We find something interesting in this passage. Notice that Jesus the first commandment Jesus gives us in the Law is to love God, but then He tells us that the second commandment is like the first, or, the second is at the same place or time, together, and closely associated (according to the Greek) with the first, to love your neighbor as yourself.

In other words, Jesus is saying that the greatest commandment is to love God, but the second is closely associated and works together with the first: To love your neighbor as yourself.

This is why Jesus repeatedly points us to how we treat other people when He tells us how we obtain eternal life and how He summarizes the Law and the prophets. He was willing to let treatment of other people stand alone, but when He brings God into the picture in response to the Lawyer after challenging the accepted religious interpretation, He admits that yes, the first commandment is to love God, but loving people is inseparable from that.

Friend, I submit to you that we have neglected how we treat our neighbor, our horizontal relationships, in favor of what we perceive to be vertical piety. But the vertical cannot be attained to without the horizontal.

Notice that of the 10 Commandments, often held to as God's standard (we know that we don't live by them under Grace, but this is still an informative exercise), the first four have to do with our relationship with God, but the last six have to do with how we treat and care for and love our neighbor.

If there is anything that calls our fealty to Christ into question, it isn't the fact that we're not hard enough on what we perceive to be sin, it's the fact that we're so concerned with standing up for God that we forget to love people. Jesus directly tied how we love our neighbor to our love for God.

If you can't stand up and say that you love someone with no caveats, you've missed what Jesus was saying in the scripture. Jesus said the way that people will know you've truly come to know Him is by our love (John 13:35).

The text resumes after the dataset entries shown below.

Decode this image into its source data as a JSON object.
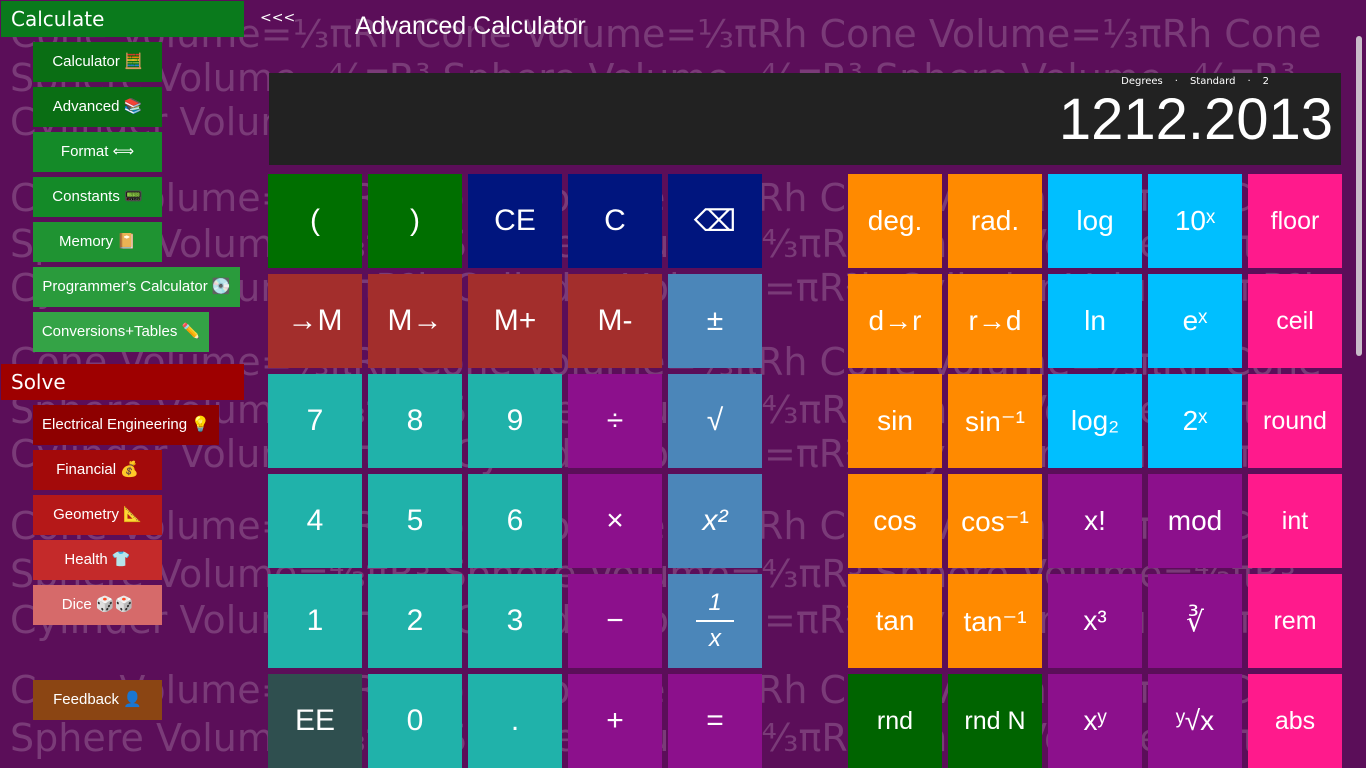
{
  "background_text": [
    "Cone Volume=⅓πRh     Cone Volume=⅓πRh     Cone Volume=⅓πRh     Cone",
    "Sphere Volume=⁴⁄₃πR³   Sphere Volume=⁴⁄₃πR³   Sphere Volume=⁴⁄₃πR³",
    "Cylinder Volume=πR²h    Cylinder Volume=πR²h    Cylinder Volume=πR²h"
  ],
  "app": {
    "title": "Advanced Calculator",
    "back_label": "<<<"
  },
  "sidebar": {
    "calculate_header": "Calculate",
    "calculate_items": [
      {
        "label": "Calculator 🧮"
      },
      {
        "label": "Advanced 📚"
      },
      {
        "label": "Format ⟺"
      },
      {
        "label": "Constants 📟"
      },
      {
        "label": "Memory 📔"
      },
      {
        "label": "Programmer's Calculator 💽"
      },
      {
        "label": "Conversions+Tables ✏️"
      }
    ],
    "solve_header": "Solve",
    "solve_items": [
      {
        "label": "Electrical Engineering 💡"
      },
      {
        "label": "Financial 💰"
      },
      {
        "label": "Geometry 📐"
      },
      {
        "label": "Health 👕"
      },
      {
        "label": "Dice 🎲🎲"
      }
    ],
    "feedback_label": "Feedback 👤"
  },
  "display": {
    "angle_mode": "Degrees",
    "separator": "·",
    "number_format": "Standard",
    "precision": "2",
    "value": "1212.2013"
  },
  "keys": {
    "left": [
      [
        "(",
        ")",
        "CE",
        "C",
        "⌫"
      ],
      [
        "→M",
        "M→",
        "M+",
        "M-",
        "±"
      ],
      [
        "7",
        "8",
        "9",
        "÷",
        "√"
      ],
      [
        "4",
        "5",
        "6",
        "×",
        "x²"
      ],
      [
        "1",
        "2",
        "3",
        "−",
        "1/x"
      ],
      [
        "EE",
        "0",
        ".",
        "+",
        "="
      ]
    ],
    "right": [
      [
        "deg.",
        "rad.",
        "log",
        "10ˣ",
        "floor"
      ],
      [
        "d→r",
        "r→d",
        "ln",
        "eˣ",
        "ceil"
      ],
      [
        "sin",
        "sin⁻¹",
        "log₂",
        "2ˣ",
        "round"
      ],
      [
        "cos",
        "cos⁻¹",
        "x!",
        "mod",
        "int"
      ],
      [
        "tan",
        "tan⁻¹",
        "x³",
        "∛",
        "rem"
      ],
      [
        "rnd",
        "rnd N",
        "xʸ",
        "ʸ√x",
        "abs"
      ]
    ],
    "frac_num": "1",
    "frac_den": "x"
  },
  "colors": {
    "background": "#5b0e59",
    "calculate_header": "#0a7a1c",
    "solve_header": "#9e0000",
    "green": "#006f00",
    "navy": "#00157e",
    "memory_red": "#a32e2c",
    "steel_blue": "#4b86b9",
    "teal": "#20b2aa",
    "purple": "#8c108c",
    "slate": "#2f4f4f",
    "orange": "#ff8a00",
    "sky": "#00bfff",
    "pink": "#ff1a8c",
    "dark_green": "#006400"
  }
}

In fact, this message made such a mark on the Apostle John that he wrote, "If someone says, “I love God,” and hates his brother, he is a liar; for he who does not love his brother whom he has seen, how can he love God whom he has not seen?" 1 John 4:20.

This word used for love is Greek word Agape. As we talked about on Seeing Jesus More Clearly, this word refers to the covenant love of God for humans, as well as the human reciprocal love for God. The term necessarily extends to the love of one's fellow human beings."

Pastor Michael Smith said of this passage that Jesus' words made such a mark on John's life that, “[he] said that whoever said he does the vertical and loves God, but he doesn’t love people, that man is a liar. He hasn’t seen God, he doesn’t know God.”

So, I ask you this question again, as the Lawyer asked Jesus: Who is my neighbor? How can I show them love, mercy, and compassion today?